Amyloid plaques appear to be the primary cause of Alzheimer’s disease, but what causes the buildup of beta-amyloid? Amyloid precursor protein (APP) is cleaved by two enzymes—beta-secretase and presenilin—to form extracellular beta-amyloid that builds up. Some neurons take up the beta-amyloid and then form neurofibrillary tangles in response. Another enzyme, apolipoprotein E (ApoE), breaks down beta-amyloid (Bu, 2009). Mutations in each of the genes that produce these proteins have been associated with Alzheimer’s disease, with presenilin mutations by far the most common (Bertram and Tanzi, 2008). Transgenic mice that produce extra beta-amyloid show progressive memory deficits as they age (Lesné et al., 2006).

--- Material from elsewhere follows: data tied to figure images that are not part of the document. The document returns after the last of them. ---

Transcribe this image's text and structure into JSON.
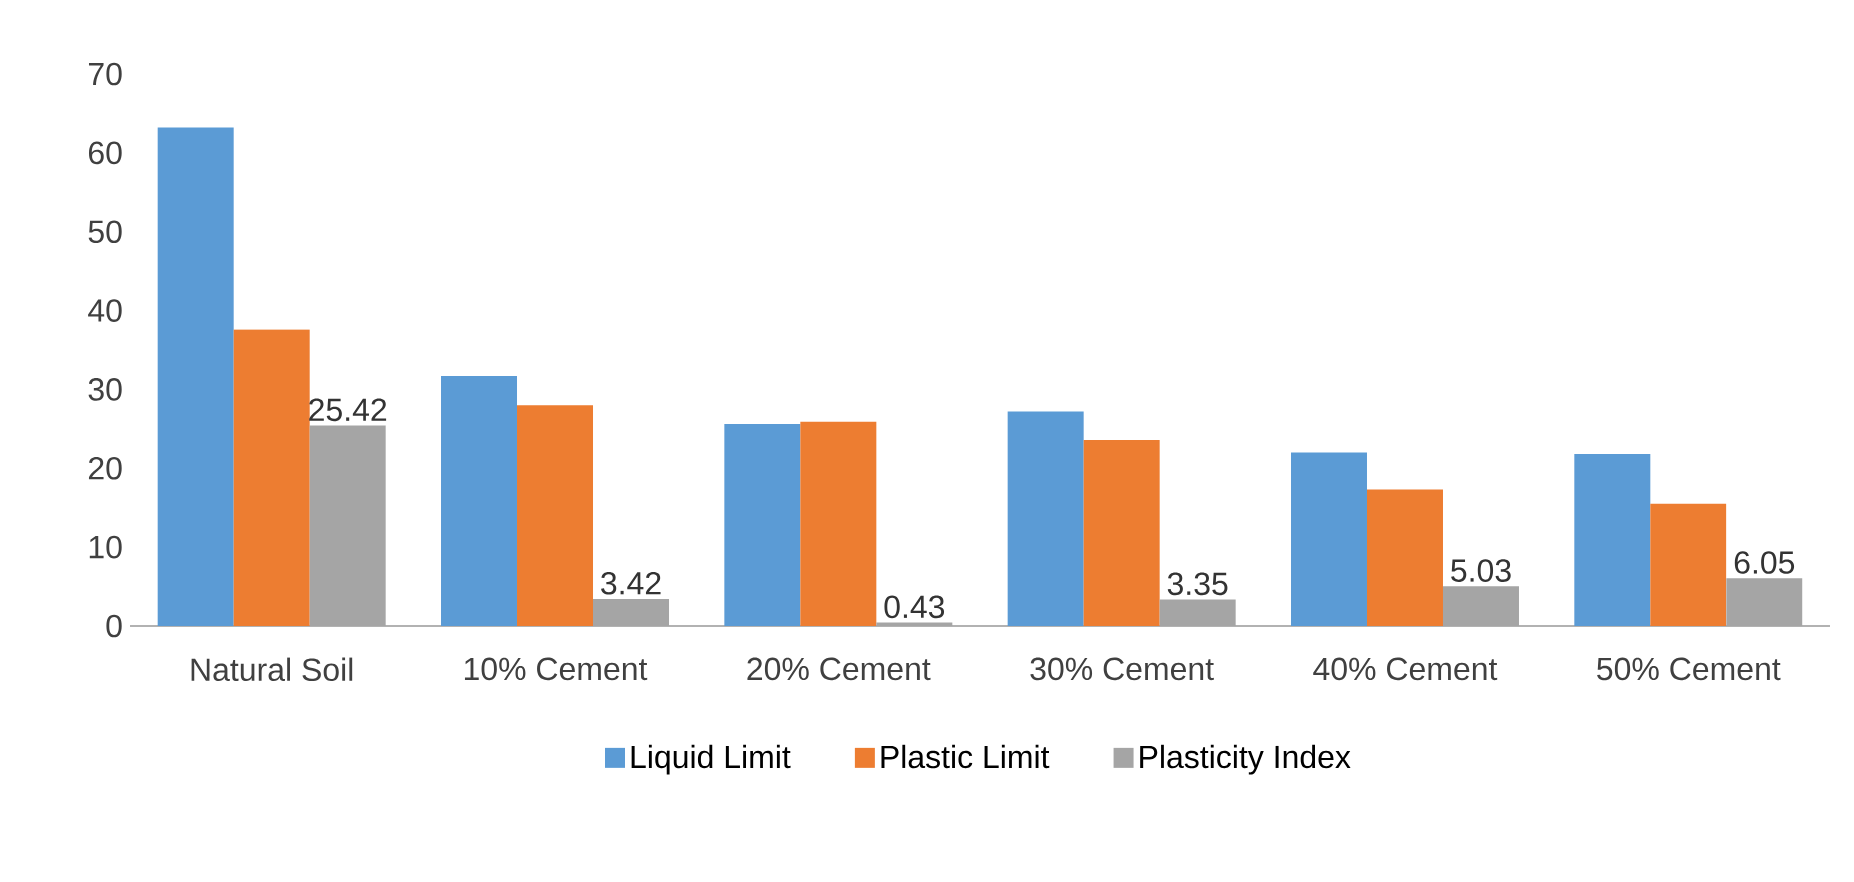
{
  "chart_data": {
    "type": "bar",
    "categories": [
      "Natural Soil",
      "10% Cement",
      "20% Cement",
      "30% Cement",
      "40% Cement",
      "50% Cement"
    ],
    "series": [
      {
        "name": "Liquid Limit",
        "color": "#5b9bd5",
        "values": [
          63.2,
          31.7,
          25.6,
          27.2,
          22.0,
          21.8
        ]
      },
      {
        "name": "Plastic Limit",
        "color": "#ed7d31",
        "values": [
          37.6,
          28.0,
          25.9,
          23.6,
          17.3,
          15.5
        ]
      },
      {
        "name": "Plasticity Index",
        "color": "#a5a5a5",
        "values": [
          25.42,
          3.42,
          0.43,
          3.35,
          5.03,
          6.05
        ],
        "value_labels": [
          "25.42",
          "3.42",
          "0.43",
          "3.35",
          "5.03",
          "6.05"
        ]
      }
    ],
    "ylim": [
      0,
      70
    ],
    "yticks": [
      0,
      10,
      20,
      30,
      40,
      50,
      60,
      70
    ],
    "legend": "bottom"
  }
}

This scenario, depicted in Figure 1, suggests several treatment strategies. One strategy is to inject antibodies that will bind beta-amyloid and slow the formation of plaques, but that approach does not seem to be effective (Holmes et al., 2008). Another strategy is to develop drugs that interfere with beta-secretase and/or presenilin activity (Singer et al., 2005), reducing beta-amyloid production. In the meantime, and in keeping with the repeated theme of this chapter—that genes and experience interact—there is good evidence that physical activity (LaFerla et al., 2007), mental activity (Willis et al., 2006), and adequate sleep (Kang et al., 2009) can postpone the appearance of Alzheimer’s disease.
Bertram, L., and Tanzi, R. E. (2008). Thirty years of Alzheimer’s disease genetics: The implications of systematic meta-analyses. Nature Reviews. Neuroscience 9: 768–778.
Bu, G. (2009). Apolipoprotein E and its receptors in Alzheimer’s disease: Pathways, pathogenesis and therapy. Nature Reviews. Neuroscience 10: 333–344.
Holmes, C., Boche, D., Wilkinson, D., Yadegarfar, G., et al. (2008). Long-term effects of Abeta42 immunisation in Alzheimer’s disease: Follow-up of a randomized, placebo-controlled phase I trial. Lancet 372: 216–223.
Kang, J.-E., Lim, M. M., Bateman, R. J., Lee, J. J., et al. (2009). Amyloid-β dynamics are regulated by orexin and the sleep-wake cycle. Science 326: 1005–1007.
LaFerla, F. M., Green, K. N., and Oddo, S. (2007). Intracellular amyloid-β in Alzheimer’s disease. (2007). Nature Reviews. Neuroscience 8: 499–508.
Lesné, S., Koh, M. T., Kotilinek, L., Kayed, R., et al. (2006). A specific amyloid-β protein assembly in the brain impairs memory. Nature 440: 352–357.
Singer, O., Marr, R. A., Rockenstein, E., Crews, L., et al. (2005). Targeting BACE1 with siRNAs ameliorates Alzheimer disease neuropathology in a transgenic model. Nature Neuroscience 8: 1343–1349.
Willis, S. L., Tennstedt, S. L., Marsiske, M., Ball, K., et al. (2006). Long-term effects of cognitive training on everyday functional outcomes in older adults. JAMA 296: 2805–2814.